On Tuesday the Senate Judiciary Committee will hold confirmation hearings for James Comey, the attorney who has been nominated as director of the Federal Bureau of Investigation. The assembled senators will ask about his life history, his work history, his qualifications for the job. But here’s hoping they devote time to questioning Comey about his previous support for torture and the indefinite detention of terrorism suspects.
Comey worked in the Justice Department during the George W. Bush administration, and during his time there he was known as a moderate voice on a team that was too eager to find legal justifications for torturing prisoners and spying on American citizens. He has been described as a “civil liberties superhero” for his part in preventing Alberto Gonzales and Andrew Card from coercing a hospitalized John Ashcroft into signing papers that would reauthorize a secret domestic surveillance program. Comey is not a villain.
But as the ACLU and other groups have noted, Comey’s merits should not blind us to his failures. At the Justice Department, Comey signed off on two memos that justified waterboarding and other “enhanced interrogation techniques” as legal practices. He adamantly defended the decision to indefinitely detain without charges Jose Padilla, an American citizen accused of conspiring with al-Qaida to attack the United States. Padilla was classified as an enemy combatant, and Comey called him “a highly trained al-Qaida soldier” who had planned to destroy apartment buildings and detonate a dirty bomb on American soil. Yet when Padilla was eventually tried in a civilian court in 2007, it was for support of terrorism overseas—not the allegations that Comey had used to justify Padilla’s detention.

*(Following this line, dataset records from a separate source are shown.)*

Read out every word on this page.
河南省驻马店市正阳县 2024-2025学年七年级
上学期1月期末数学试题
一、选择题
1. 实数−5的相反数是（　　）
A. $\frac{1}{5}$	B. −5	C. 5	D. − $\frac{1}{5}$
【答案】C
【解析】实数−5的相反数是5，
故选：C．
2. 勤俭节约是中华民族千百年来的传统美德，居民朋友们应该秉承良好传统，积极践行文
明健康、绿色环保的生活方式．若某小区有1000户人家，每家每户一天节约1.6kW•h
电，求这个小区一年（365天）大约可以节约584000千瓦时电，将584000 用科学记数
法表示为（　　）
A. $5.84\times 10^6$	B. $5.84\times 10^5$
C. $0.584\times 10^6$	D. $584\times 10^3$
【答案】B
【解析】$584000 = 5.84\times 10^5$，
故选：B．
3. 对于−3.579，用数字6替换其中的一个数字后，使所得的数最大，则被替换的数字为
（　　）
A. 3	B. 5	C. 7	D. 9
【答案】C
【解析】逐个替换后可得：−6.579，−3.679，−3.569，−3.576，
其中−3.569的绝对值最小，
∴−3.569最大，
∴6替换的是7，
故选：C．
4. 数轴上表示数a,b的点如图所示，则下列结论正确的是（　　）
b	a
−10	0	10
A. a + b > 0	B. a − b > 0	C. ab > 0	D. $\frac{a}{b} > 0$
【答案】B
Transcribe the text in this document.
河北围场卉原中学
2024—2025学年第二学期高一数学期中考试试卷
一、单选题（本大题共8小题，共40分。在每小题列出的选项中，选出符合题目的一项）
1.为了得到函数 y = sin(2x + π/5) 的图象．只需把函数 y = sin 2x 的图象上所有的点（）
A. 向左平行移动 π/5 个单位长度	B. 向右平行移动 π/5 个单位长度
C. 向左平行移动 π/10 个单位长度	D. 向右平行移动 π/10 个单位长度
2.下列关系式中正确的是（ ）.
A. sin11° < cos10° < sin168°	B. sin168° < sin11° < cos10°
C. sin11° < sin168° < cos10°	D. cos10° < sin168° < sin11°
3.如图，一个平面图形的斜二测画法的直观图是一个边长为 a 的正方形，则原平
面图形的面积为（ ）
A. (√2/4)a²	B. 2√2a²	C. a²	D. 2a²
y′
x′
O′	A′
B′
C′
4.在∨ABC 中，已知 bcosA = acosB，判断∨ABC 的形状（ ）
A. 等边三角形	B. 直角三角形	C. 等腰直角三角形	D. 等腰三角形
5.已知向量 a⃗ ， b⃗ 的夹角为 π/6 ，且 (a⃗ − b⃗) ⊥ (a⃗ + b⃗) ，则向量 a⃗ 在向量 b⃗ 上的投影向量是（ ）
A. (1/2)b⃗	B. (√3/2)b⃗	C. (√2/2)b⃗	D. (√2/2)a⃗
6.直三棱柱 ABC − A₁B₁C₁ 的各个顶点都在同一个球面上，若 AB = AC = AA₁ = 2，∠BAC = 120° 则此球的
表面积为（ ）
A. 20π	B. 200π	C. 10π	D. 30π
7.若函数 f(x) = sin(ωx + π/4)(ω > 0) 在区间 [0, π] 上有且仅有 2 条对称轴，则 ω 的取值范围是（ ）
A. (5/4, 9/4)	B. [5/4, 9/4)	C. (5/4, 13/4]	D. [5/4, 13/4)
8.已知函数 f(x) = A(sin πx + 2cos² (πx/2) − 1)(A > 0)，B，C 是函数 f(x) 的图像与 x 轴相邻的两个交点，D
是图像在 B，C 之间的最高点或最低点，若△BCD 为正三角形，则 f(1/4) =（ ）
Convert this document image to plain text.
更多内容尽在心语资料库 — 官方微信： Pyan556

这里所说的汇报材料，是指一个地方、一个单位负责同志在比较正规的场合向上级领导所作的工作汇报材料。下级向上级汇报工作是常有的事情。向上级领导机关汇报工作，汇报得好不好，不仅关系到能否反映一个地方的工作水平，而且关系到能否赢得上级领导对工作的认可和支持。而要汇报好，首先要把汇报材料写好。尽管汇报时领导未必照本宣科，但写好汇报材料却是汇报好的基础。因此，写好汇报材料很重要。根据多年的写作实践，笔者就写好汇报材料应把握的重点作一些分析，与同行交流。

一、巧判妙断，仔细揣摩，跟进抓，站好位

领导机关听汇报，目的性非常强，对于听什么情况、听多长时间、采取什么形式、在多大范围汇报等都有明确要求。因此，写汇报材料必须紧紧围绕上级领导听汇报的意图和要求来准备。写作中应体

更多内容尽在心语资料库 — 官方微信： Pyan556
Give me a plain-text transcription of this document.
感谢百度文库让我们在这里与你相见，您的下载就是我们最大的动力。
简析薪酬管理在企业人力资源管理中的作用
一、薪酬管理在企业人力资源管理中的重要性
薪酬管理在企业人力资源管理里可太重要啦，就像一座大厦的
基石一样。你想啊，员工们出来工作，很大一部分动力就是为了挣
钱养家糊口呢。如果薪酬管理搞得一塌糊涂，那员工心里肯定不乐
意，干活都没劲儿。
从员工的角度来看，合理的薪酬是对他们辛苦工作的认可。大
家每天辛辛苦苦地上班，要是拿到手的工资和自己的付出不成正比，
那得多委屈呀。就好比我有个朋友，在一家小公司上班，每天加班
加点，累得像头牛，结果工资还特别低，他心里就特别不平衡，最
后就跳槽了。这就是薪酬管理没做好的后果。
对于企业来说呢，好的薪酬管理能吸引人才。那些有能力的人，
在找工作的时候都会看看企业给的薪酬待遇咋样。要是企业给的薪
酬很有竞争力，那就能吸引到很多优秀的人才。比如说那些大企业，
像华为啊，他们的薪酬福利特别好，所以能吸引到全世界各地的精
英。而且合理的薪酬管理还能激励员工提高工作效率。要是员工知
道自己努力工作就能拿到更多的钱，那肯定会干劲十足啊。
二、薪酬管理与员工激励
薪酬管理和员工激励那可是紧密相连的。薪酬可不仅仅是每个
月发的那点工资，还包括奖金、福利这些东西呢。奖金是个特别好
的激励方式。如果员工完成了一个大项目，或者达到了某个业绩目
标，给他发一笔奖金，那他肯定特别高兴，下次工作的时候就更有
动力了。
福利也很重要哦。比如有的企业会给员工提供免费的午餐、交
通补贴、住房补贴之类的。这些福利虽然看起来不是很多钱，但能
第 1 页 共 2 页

I don’t think any of this necessarily disqualifies Comey from leading the FBI. There are no untarnished souls in Washington. But this deserves to be addressed. Comey, if confirmed, will set operations policy for a massive federal agency. His agents will regularly be put in positions where they’ll have to decide how to extract information from suspects and handle terrorism cases. How they respond will have a lot to do with the example Comey sets. What is his stance on enhanced interrogation techniques? What’s his stance on indefinite detention? On domestic surveillance? Have his opinions changed since his days in the Bush administration? These are questions that need to be asked and answered.